Miró a Esclarmonda, que tenía las manos recogidas sobre el regazo y la expresión serena. Su actitud era compuesta y tranquila.
– Estoy segura de que mi padre vendrá en seguida -dijo Alaïs, sintiéndose responsable de su persistente ausencia-. Me dio su palabra.
– Lo sabemos -replicó Simeón, dándole un par de golpecitos en la mano. Tenía la piel reseca como el pergamino.
– No creo que podamos esperar mucho tiempo más -terció Esclarmonda, contemplando la puerta, que seguía obstinadamente cerrada-. Los dueños de la casa volverán en cualquier momento.
Alaïs sorprendió un intercambio de miradas entre ellos. Incapaz de seguir soportando la tensión, se decidió a hablar.
– Ayer no respondiste a mi pregunta, Esclarmonda. -La asombró la firmeza de su propia voz-. ¿Tú también eres guardiana? ¿Tienes en tu poder el libro que mi padre está buscando?
Por un instante, sus palabras parecieron quedar flotando en el aire entre ellos, sin nadie que las reclamara para sí. Después, para sorpresa de Alaïs, Simeón se echó a reír.
– ¿Cuánto te ha contado tu padre acerca de la Noublesso ? -preguntó, con un destello de luz en los ojos negros.
– Me ha dicho que siempre hay cinco guardianes, juramentados para proteger los libros de la Trilogía del Laberinto -respondió ella con arrojo.

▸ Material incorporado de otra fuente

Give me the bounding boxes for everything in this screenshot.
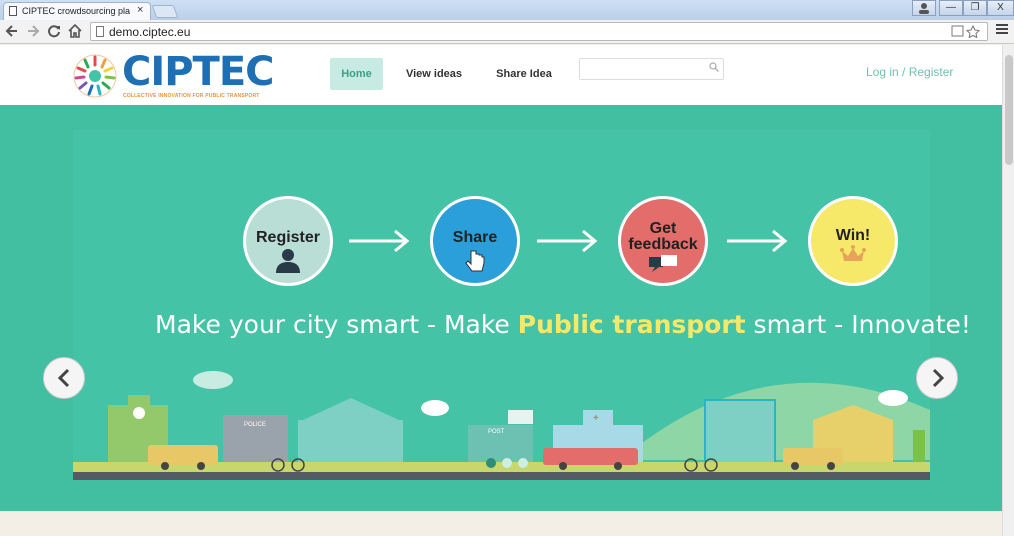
- carousel-indicators: [486, 455, 534, 473]
- forward-arrow-icon: [28, 25, 40, 37]
- url-text: demo.ciptec.eu: [109, 25, 191, 39]
- hero-tagline: Make your city smart - Make Public trans…: [73, 310, 1002, 339]
- tagline-text: smart - Innovate!: [745, 310, 971, 339]
- post-sign: POST: [488, 429, 505, 435]
- blimp-icon: [193, 371, 233, 389]
- scrollbar-thumb[interactable]: [1005, 55, 1013, 165]
- page-icon: [96, 26, 104, 37]
- step-label: Register: [255, 229, 321, 246]
- logo-people-icon[interactable]: [72, 53, 118, 99]
- forward-button[interactable]: [25, 23, 41, 39]
- page-icon: [9, 6, 17, 16]
- home-button[interactable]: [67, 23, 83, 39]
- carousel-dot-2[interactable]: [502, 458, 512, 468]
- carousel-dot-3[interactable]: [518, 458, 528, 468]
- reload-button[interactable]: [46, 23, 62, 39]
- restore-button[interactable]: ❐: [963, 0, 987, 16]
- person-icon: [276, 249, 300, 273]
- translate-star-icon[interactable]: [951, 24, 983, 39]
- step-label: Get feedback: [628, 220, 698, 253]
- back-button[interactable]: [4, 23, 20, 39]
- home-icon: [68, 23, 82, 38]
- tab-close-icon[interactable]: ×: [137, 4, 143, 16]
- nav-view-ideas[interactable]: View ideas: [398, 58, 470, 90]
- logo-tagline: COLLECTIVE INNOVATION FOR PUBLIC TRANSPO…: [123, 93, 260, 99]
- minimize-button[interactable]: —: [939, 0, 963, 16]
- tagline-text: Make your city smart - Make: [155, 310, 518, 339]
- arrow-icon: [537, 229, 598, 253]
- arrow-icon: [727, 229, 788, 253]
- user-icon: [919, 3, 929, 14]
- page-scrollbar[interactable]: [1002, 45, 1014, 536]
- step-register: Register: [243, 196, 333, 286]
- close-window-button[interactable]: X: [987, 0, 1014, 16]
- step-win: Win!: [808, 196, 898, 286]
- nav-share-idea[interactable]: Share Idea: [488, 58, 560, 90]
- new-tab-button[interactable]: [151, 5, 179, 18]
- browser-titlebar: CIPTEC crowdsourcing pla × — ❐ X: [0, 0, 1014, 20]
- back-arrow-icon: [5, 25, 17, 37]
- hero-banner: Register Share Get feedback Win! Make yo…: [0, 105, 1002, 511]
- chat-icon: [649, 255, 677, 272]
- content-area: [0, 511, 1002, 536]
- arrow-icon: [349, 229, 410, 253]
- nav-home[interactable]: Home: [330, 58, 383, 90]
- search-icon[interactable]: [709, 62, 719, 72]
- tagline-highlight: Public transport: [517, 310, 746, 339]
- browser-tab[interactable]: CIPTEC crowdsourcing pla ×: [3, 2, 151, 20]
- step-label: Share: [452, 229, 498, 246]
- crown-icon: [840, 245, 866, 261]
- svg-text:+: +: [593, 413, 599, 424]
- step-label: Win!: [835, 227, 871, 244]
- website: CIPTEC COLLECTIVE INNOVATION FOR PUBLIC …: [0, 45, 1002, 536]
- search-input[interactable]: [579, 58, 724, 80]
- step-get-feedback: Get feedback: [618, 196, 708, 286]
- reload-icon: [48, 25, 60, 38]
- chrome-menu-icon[interactable]: [996, 24, 1008, 36]
- tab-title: CIPTEC crowdsourcing pla: [22, 6, 131, 16]
- site-header: CIPTEC COLLECTIVE INNOVATION FOR PUBLIC …: [0, 45, 1002, 105]
- step-share: Share: [430, 196, 520, 286]
- carousel-dot-1[interactable]: [486, 458, 496, 468]
- omnibox-icons: [951, 24, 983, 41]
- police-sign: POLICE: [244, 422, 266, 428]
- site-logo-text[interactable]: CIPTEC: [122, 49, 275, 95]
- user-profile-button[interactable]: [912, 0, 936, 16]
- hand-cursor-icon: [465, 250, 485, 272]
- login-register-link[interactable]: Log in / Register: [866, 65, 953, 79]
- browser-toolbar: demo.ciptec.eu: [0, 20, 1014, 44]
- address-bar[interactable]: demo.ciptec.eu: [90, 22, 988, 41]
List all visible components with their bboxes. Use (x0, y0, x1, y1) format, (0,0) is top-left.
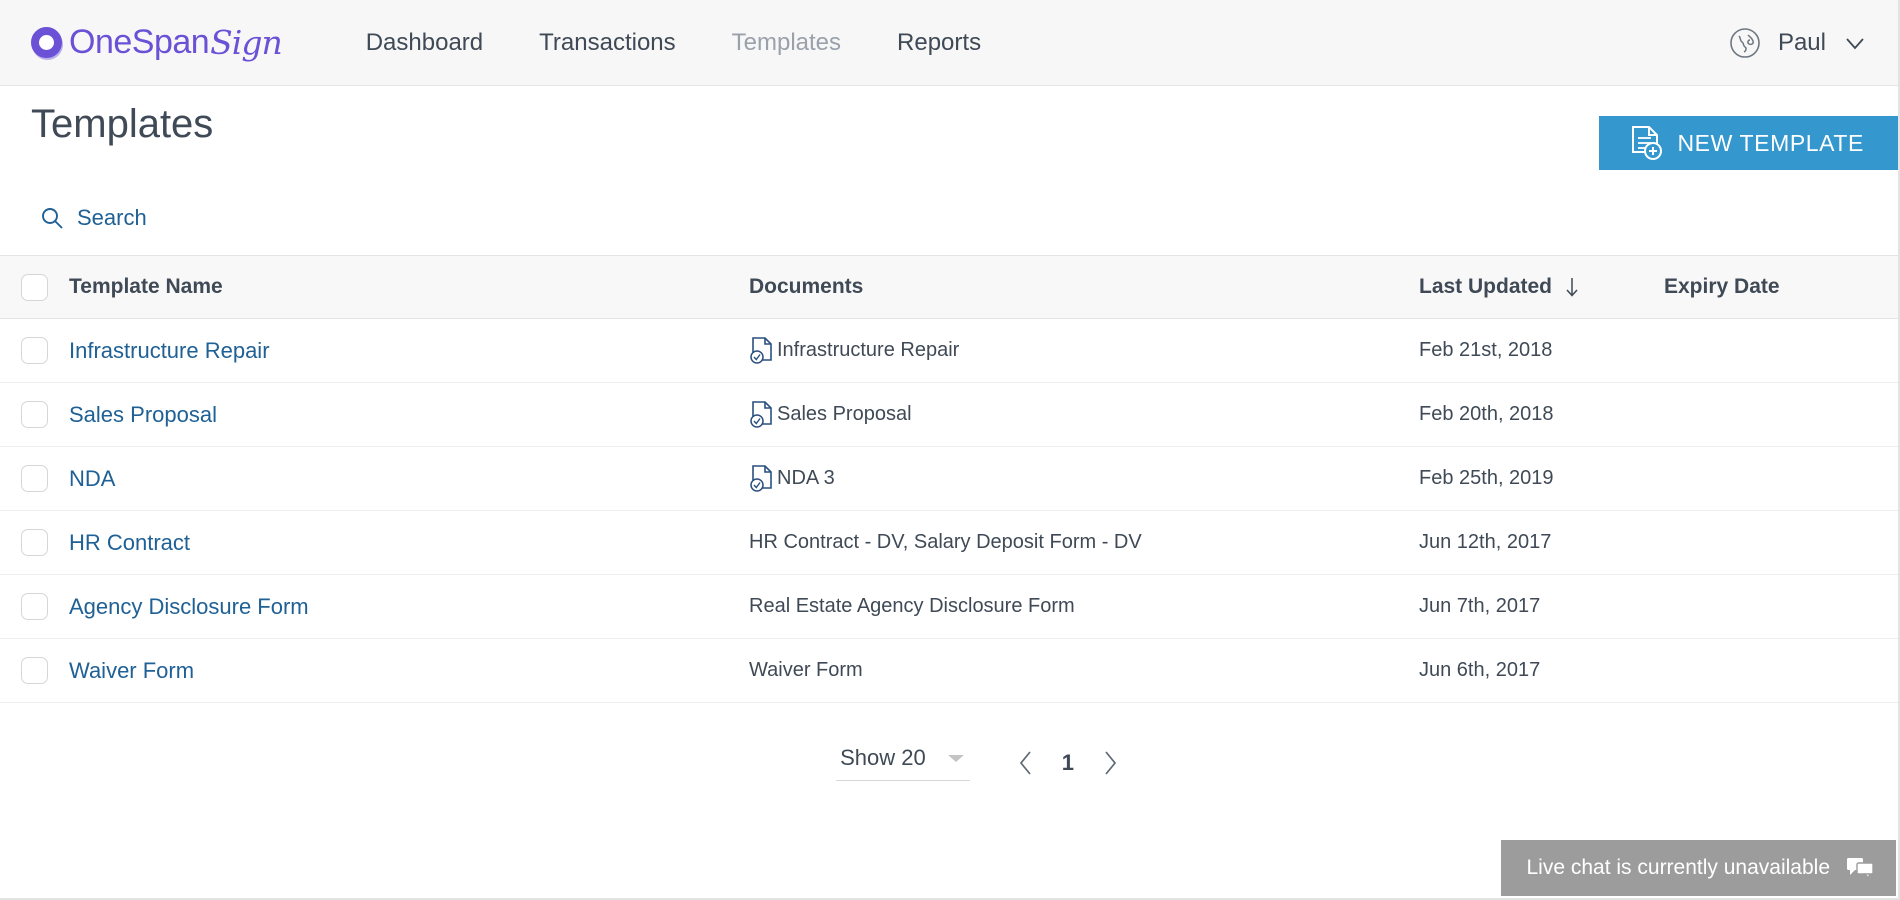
cell-documents: Infrastructure Repair (749, 336, 1419, 366)
row-checkbox[interactable] (21, 657, 48, 684)
search-control[interactable]: Search (0, 181, 240, 255)
cell-documents: Waiver Form (749, 659, 1419, 682)
template-name-link[interactable]: Infrastructure Repair (69, 338, 270, 363)
chevron-down-icon[interactable] (1842, 30, 1868, 56)
cell-template-name: Sales Proposal (69, 402, 749, 428)
page-header: Templates NEW TEMPLATE (0, 86, 1898, 181)
template-name-link[interactable]: HR Contract (69, 530, 190, 555)
column-header-documents-label: Documents (749, 275, 864, 298)
column-header-expiry-date[interactable]: Expiry Date (1664, 275, 1898, 299)
templates-page: OneSpan Sign Dashboard Transactions Temp… (0, 0, 1900, 900)
search-icon (40, 206, 64, 230)
live-chat-message: Live chat is currently unavailable (1526, 856, 1831, 879)
row-checkbox[interactable] (21, 401, 48, 428)
row-select-cell (0, 529, 69, 556)
row-select-cell (0, 401, 69, 428)
cell-documents: NDA 3 (749, 464, 1419, 494)
cell-template-name: Waiver Form (69, 658, 749, 684)
brand-logo[interactable]: OneSpan Sign (31, 23, 283, 62)
nav-item-dashboard[interactable]: Dashboard (338, 29, 511, 57)
cell-last-updated: Feb 25th, 2019 (1419, 467, 1554, 489)
cell-documents: HR Contract - DV, Salary Deposit Form - … (749, 531, 1419, 554)
row-checkbox[interactable] (21, 529, 48, 556)
cell-last-updated: Jun 12th, 2017 (1419, 531, 1552, 553)
cell-template-name: Infrastructure Repair (69, 338, 749, 364)
page-title: Templates (31, 102, 214, 146)
documents-text: Real Estate Agency Disclosure Form (749, 595, 1075, 617)
table-row[interactable]: Sales Proposal Sales Proposal Feb 20th, … (0, 383, 1898, 447)
brand-name-secondary: Sign (210, 23, 283, 62)
page-navigator: 1 (1014, 747, 1122, 779)
cell-last-updated: Jun 6th, 2017 (1419, 659, 1541, 681)
template-name-link[interactable]: NDA (69, 466, 115, 491)
main-navigation: Dashboard Transactions Templates Reports (338, 29, 1009, 57)
cell-documents: Sales Proposal (749, 400, 1419, 430)
row-checkbox[interactable] (21, 337, 48, 364)
row-select-cell (0, 593, 69, 620)
document-check-icon (749, 464, 775, 494)
cell-template-name: Agency Disclosure Form (69, 594, 749, 620)
nav-item-reports[interactable]: Reports (869, 29, 1009, 57)
cell-last-updated: Feb 21st, 2018 (1419, 339, 1553, 361)
table-row[interactable]: Agency Disclosure Form Real Estate Agenc… (0, 575, 1898, 639)
documents-text: HR Contract - DV, Salary Deposit Form - … (749, 531, 1142, 553)
table-row[interactable]: NDA NDA 3 Feb 25th, 2019 (0, 447, 1898, 511)
page-size-selector[interactable]: Show 20 (836, 745, 970, 781)
live-chat-banner[interactable]: Live chat is currently unavailable (1500, 840, 1896, 896)
table-header-row: Template Name Documents Last Updated Exp… (0, 255, 1898, 319)
nav-item-templates[interactable]: Templates (704, 29, 869, 57)
column-header-template-name-label: Template Name (69, 275, 223, 298)
template-name-link[interactable]: Waiver Form (69, 658, 194, 683)
page-number-1[interactable]: 1 (1062, 750, 1074, 776)
select-all-cell (0, 273, 69, 301)
arrow-down-icon (1564, 275, 1580, 299)
row-select-cell (0, 465, 69, 492)
row-checkbox[interactable] (21, 465, 48, 492)
table-row[interactable]: HR Contract HR Contract - DV, Salary Dep… (0, 511, 1898, 575)
pagination-controls: Show 20 1 (0, 745, 1898, 781)
row-select-cell (0, 657, 69, 684)
table-row[interactable]: Infrastructure Repair Infrastructure Rep… (0, 319, 1898, 383)
cell-template-name: HR Contract (69, 530, 749, 556)
page-size-label: Show 20 (840, 745, 926, 770)
document-check-icon (749, 336, 775, 366)
table-row[interactable]: Waiver Form Waiver Form Jun 6th, 2017 (0, 639, 1898, 703)
top-navigation-bar: OneSpan Sign Dashboard Transactions Temp… (0, 0, 1898, 86)
chat-bubble-icon (1846, 856, 1874, 880)
document-add-icon (1629, 125, 1663, 161)
row-select-cell (0, 337, 69, 364)
template-name-link[interactable]: Sales Proposal (69, 402, 217, 427)
documents-text: Sales Proposal (777, 403, 912, 425)
column-header-template-name[interactable]: Template Name (69, 275, 749, 299)
cell-template-name: NDA (69, 466, 749, 492)
documents-text: Infrastructure Repair (777, 339, 960, 361)
template-name-link[interactable]: Agency Disclosure Form (69, 594, 309, 619)
nav-right-controls: Paul (1728, 0, 1868, 86)
cell-documents: Real Estate Agency Disclosure Form (749, 595, 1419, 618)
onespan-ring-icon (31, 27, 62, 58)
nav-item-transactions[interactable]: Transactions (511, 29, 704, 57)
brand-name-primary: OneSpan (69, 23, 210, 61)
column-header-last-updated[interactable]: Last Updated (1419, 275, 1664, 299)
search-label: Search (77, 205, 147, 230)
column-header-last-updated-label: Last Updated (1419, 275, 1553, 298)
user-name-label[interactable]: Paul (1778, 29, 1826, 57)
chevron-left-icon[interactable] (1014, 747, 1038, 779)
chevron-right-icon[interactable] (1098, 747, 1122, 779)
globe-icon[interactable] (1728, 26, 1762, 60)
new-template-label: NEW TEMPLATE (1677, 129, 1864, 156)
document-check-icon (749, 400, 775, 430)
cell-last-updated: Feb 20th, 2018 (1419, 403, 1554, 425)
select-all-checkbox[interactable] (21, 273, 48, 301)
cell-last-updated: Jun 7th, 2017 (1419, 595, 1541, 617)
templates-table: Template Name Documents Last Updated Exp… (0, 255, 1898, 703)
new-template-button[interactable]: NEW TEMPLATE (1599, 116, 1898, 170)
column-header-expiry-date-label: Expiry Date (1664, 275, 1780, 298)
documents-text: Waiver Form (749, 659, 863, 681)
row-checkbox[interactable] (21, 593, 48, 620)
documents-text: NDA 3 (777, 467, 835, 489)
column-header-documents[interactable]: Documents (749, 275, 1419, 299)
caret-down-icon (946, 752, 966, 764)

– ¿Y te ha explicado por qué son cinco?
Alaïs sacudió la cabeza.
– El Navigatairé, el jefe, cuenta siempre con la ayuda de cuatro iniciados. Juntos representan los cinco puntos del cuerpo humano y el poder del número cinco. Cada guardián es escogido por su fortaleza, su determinación y su lealtad. No importa que sea cristiano, sarraceno o judío. Lo importante no es la sangre, la cuna o la raza, sino el espíritu y el coraje. Así, se incorpora también la naturaleza del secreto que hemos jurado proteger, que pertenece a todas las confesiones y a ninguna. -Sonrió-. La Noublesso de los Seres existe desde hace más de dos mil años (aunque no siempre con el mismo nombre), para custodiar el secreto y protegerlo. A veces hemos ocultado nuestra presencia; otras, la hemos proclamado abiertamente.

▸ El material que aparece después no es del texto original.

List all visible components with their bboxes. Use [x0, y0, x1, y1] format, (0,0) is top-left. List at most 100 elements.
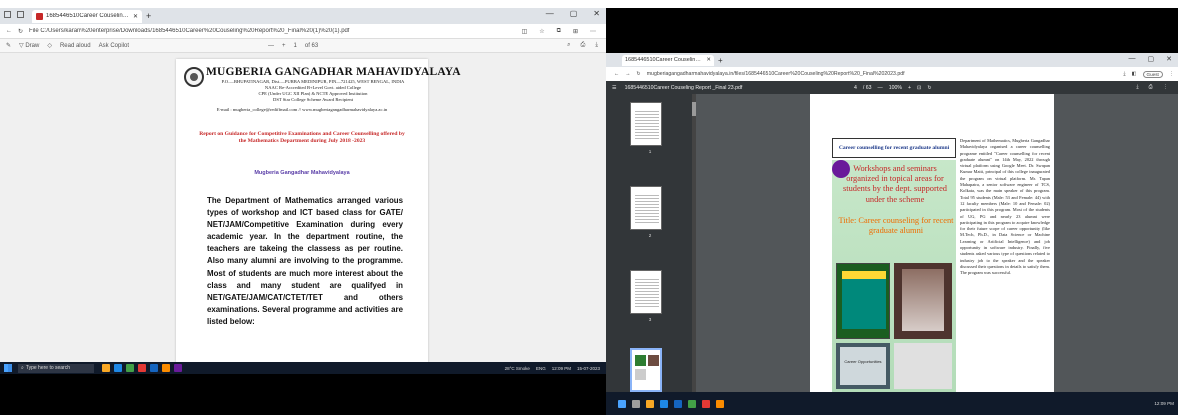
reload-icon[interactable]: ↻ [18, 28, 23, 35]
store-icon[interactable] [688, 399, 696, 408]
tab-actions-icon[interactable] [17, 11, 24, 18]
app-icon[interactable] [162, 364, 170, 372]
favorite-icon[interactable]: ☆ [539, 28, 544, 35]
erase-icon[interactable]: ◇ [47, 42, 52, 49]
highlight-icon[interactable]: ✎ [6, 42, 11, 49]
page-number-input[interactable]: 4 [854, 85, 857, 91]
letterhead-accreditation: NAAC Re-Accredited B+Level Govt. aided C… [264, 85, 362, 90]
top-title-fragment [300, 0, 860, 8]
minimize-icon[interactable]: — [1129, 55, 1136, 63]
close-tab-icon[interactable]: ✕ [706, 57, 711, 63]
left-url[interactable]: File C:/Users/karan%20enterprise/Downloa… [29, 28, 516, 34]
zoom-level[interactable]: 100% [889, 85, 902, 91]
page-thumbnail[interactable] [630, 186, 662, 230]
chrome-icon[interactable] [702, 399, 710, 408]
app-icon[interactable] [174, 364, 182, 372]
new-tab-button[interactable]: + [718, 56, 723, 65]
print-icon[interactable]: ⎙ [581, 42, 586, 49]
right-page-controls: 4 / 63 — 100% + ⊡ ↻ [854, 85, 932, 91]
thumbnail-number: 3 [648, 317, 652, 322]
page-count: of 63 [304, 42, 319, 49]
left-pdf-viewer[interactable]: MUGBERIA GANGADHAR MAHAVIDYALAYA P.O.—BH… [0, 53, 606, 367]
right-url[interactable]: mugberiagangadharmahavidyalaya.in/files/… [647, 71, 1118, 77]
page-thumbnail-selected[interactable] [630, 348, 662, 392]
search-icon[interactable] [632, 399, 640, 408]
word-icon[interactable] [674, 399, 682, 408]
file-explorer-icon[interactable] [646, 399, 654, 408]
right-tab-bar: 1685446510Career Couseling R ✕ + — ▢ ✕ [606, 53, 1178, 67]
guest-profile-button[interactable]: Guest [1142, 70, 1163, 78]
pdf-file-icon [36, 12, 43, 20]
close-tab-icon[interactable]: ✕ [133, 13, 138, 20]
letterhead-email: E-mail : mugberia_college@rediffmail.com… [216, 107, 388, 112]
close-window-icon[interactable]: ✕ [593, 9, 600, 18]
page-number-input[interactable]: 1 [294, 43, 297, 49]
right-window-controls: — ▢ ✕ [1129, 55, 1173, 63]
right-tab-title: 1685446510Career Couseling R [625, 57, 704, 63]
collections-icon[interactable]: ⊞ [573, 28, 578, 35]
page-thumbnail[interactable] [630, 102, 662, 146]
download-icon[interactable]: ⤓ [1136, 84, 1138, 91]
extensions-icon[interactable]: ⧉ [557, 28, 561, 35]
clock-time[interactable]: 12:09 PM [552, 366, 571, 371]
letterhead-approval: CPE (Under UGC XII Plan) & NCTE Approved… [258, 91, 368, 96]
forward-icon[interactable]: → [625, 71, 630, 77]
chrome-icon[interactable] [138, 364, 146, 372]
save-icon[interactable]: ⤓ [595, 42, 598, 49]
sidebar-icon[interactable]: ◧ [1132, 71, 1137, 77]
page-thumbnail[interactable] [630, 270, 662, 314]
left-pdf-actions: ⌕ ⎙ ⤓ [567, 42, 598, 49]
new-tab-button[interactable]: + [146, 11, 151, 21]
windows-start-icon[interactable] [4, 364, 12, 372]
rotate-icon[interactable]: ↻ [927, 85, 931, 91]
edge-icon[interactable] [114, 364, 122, 372]
zoom-out-button[interactable]: — [268, 43, 274, 49]
search-icon[interactable]: ⌕ [567, 42, 570, 49]
file-explorer-icon[interactable] [102, 364, 110, 372]
system-tray: 28°C Smoke ENG 12:09 PM 15-07-2023 [505, 366, 600, 371]
app-icon[interactable] [716, 399, 724, 408]
workspace-icon[interactable] [4, 11, 11, 18]
taskbar-search[interactable]: ⌕ Type here to search [18, 363, 94, 373]
taskbar-apps [102, 364, 182, 372]
read-aloud-button[interactable]: Read aloud [60, 43, 91, 49]
download-icon[interactable]: ⤓ [1123, 71, 1125, 78]
read-mode-icon[interactable]: ◫ [522, 28, 528, 35]
slide-caption: Career Opportunities [844, 359, 882, 364]
left-page-controls: — + 1 of 63 [268, 43, 318, 49]
word-icon[interactable] [150, 364, 158, 372]
left-tab-bar: 1685446510Career Couseling Re ✕ + — ▢ ✕ [0, 8, 606, 24]
reload-icon[interactable]: ↻ [636, 71, 640, 77]
left-pdf-toolbar: ✎ ▽ Draw ◇ Read aloud Ask Copilot — + 1 … [0, 39, 606, 53]
edge-icon[interactable] [660, 399, 668, 408]
back-icon[interactable]: ← [6, 28, 12, 34]
settings-icon[interactable]: ⋯ [590, 28, 596, 35]
maximize-icon[interactable]: ▢ [570, 9, 578, 18]
right-browser-actions: ⤓ ◧ Guest ⋮ [1123, 70, 1178, 78]
clock-date[interactable]: 15-07-2023 [577, 366, 600, 371]
zoom-in-button[interactable]: + [282, 43, 286, 49]
store-icon[interactable] [126, 364, 134, 372]
taskbar-apps [618, 399, 724, 408]
left-tab-active[interactable]: 1685446510Career Couseling Re ✕ [32, 9, 142, 23]
more-icon[interactable]: ⋮ [1163, 84, 1168, 91]
webinar-screenshot [836, 263, 890, 339]
clock-time[interactable]: 12:09 PM [1154, 401, 1174, 406]
right-tab-active[interactable]: 1685446510Career Couseling R ✕ [622, 54, 714, 66]
right-pdf-viewer[interactable]: Career counselling for recent graduate a… [696, 94, 1178, 392]
college-emblem-icon [184, 67, 204, 87]
maximize-icon[interactable]: ▢ [1148, 55, 1155, 63]
draw-button[interactable]: ▽ Draw [19, 42, 39, 49]
weather-status[interactable]: 28°C Smoke [505, 366, 530, 371]
print-icon[interactable]: ⎙ [1149, 84, 1153, 91]
fit-page-icon[interactable]: ⊡ [917, 85, 921, 91]
close-window-icon[interactable]: ✕ [1166, 55, 1172, 63]
minimize-icon[interactable]: — [546, 9, 554, 18]
windows-start-icon[interactable] [618, 399, 626, 408]
language-indicator[interactable]: ENG [536, 366, 546, 371]
zoom-out-button[interactable]: — [878, 85, 883, 91]
poster-title: Title: Career counseling for recent grad… [838, 216, 954, 235]
zoom-in-button[interactable]: + [908, 85, 911, 91]
menu-icon[interactable]: ⋮ [1169, 71, 1174, 77]
ask-copilot-button[interactable]: Ask Copilot [99, 43, 129, 49]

Alaïs se volvió hacia Esclarmonda.
– Mi padre es reacio a aceptar tu identidad. No puede creer que seas una guardiana.
– Porque contradice sus expectativas.
– Bertran siempre ha sido así -rió Simeón.
– Jamás había imaginado que el quinto guardián pudiera ser una mujer -repuso Alaïs, saliendo en defensa de su padre.

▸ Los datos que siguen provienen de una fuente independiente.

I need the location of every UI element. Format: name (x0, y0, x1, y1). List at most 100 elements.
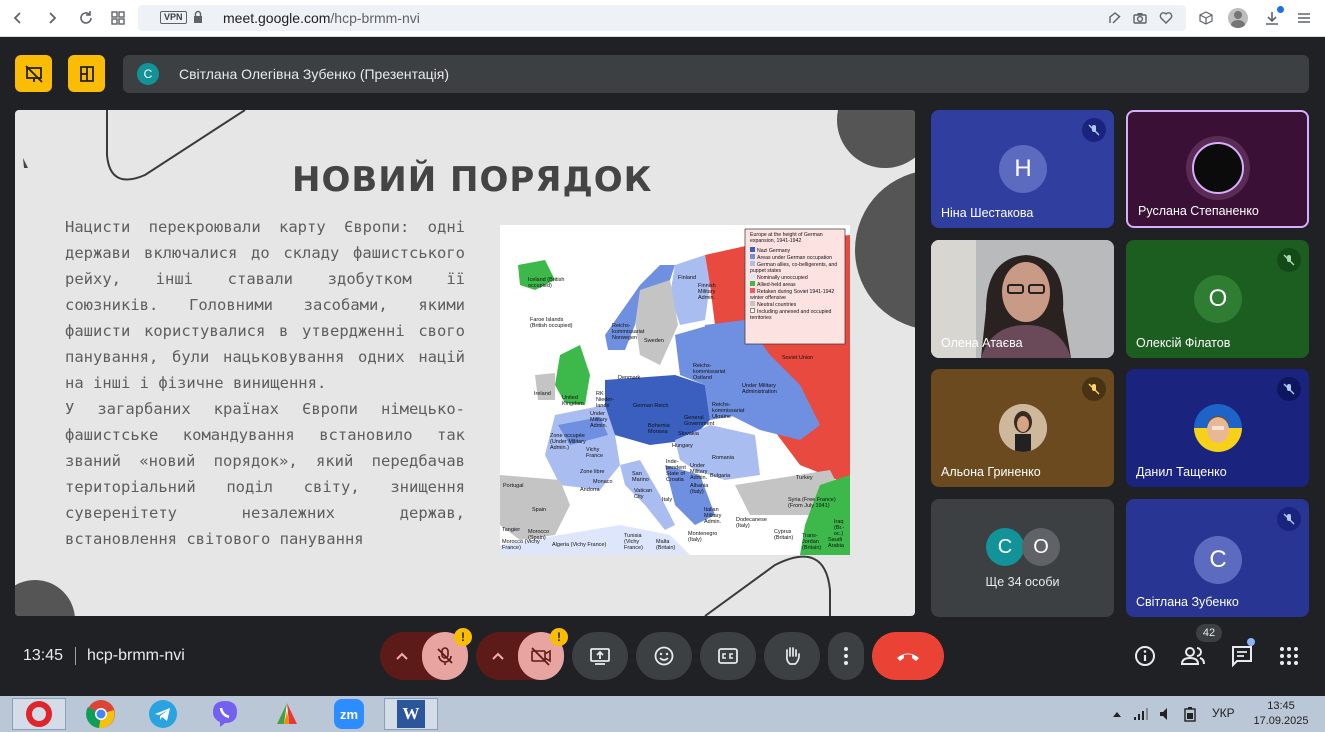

– No habría sido tan raro en épocas pasadas -dijo Simeón-. Egipto, Asiría, Roma, Babilonia, otras antiguas culturas de las que habrás oído hablar sentían más respeto por la condición femenina que estos oscuros tiempos nuestros.
Alaïs estuvo pensando un momento.
– ¿Creéis que Harif está en lo cierto al considerar que los libros estarán más seguros en las montañas?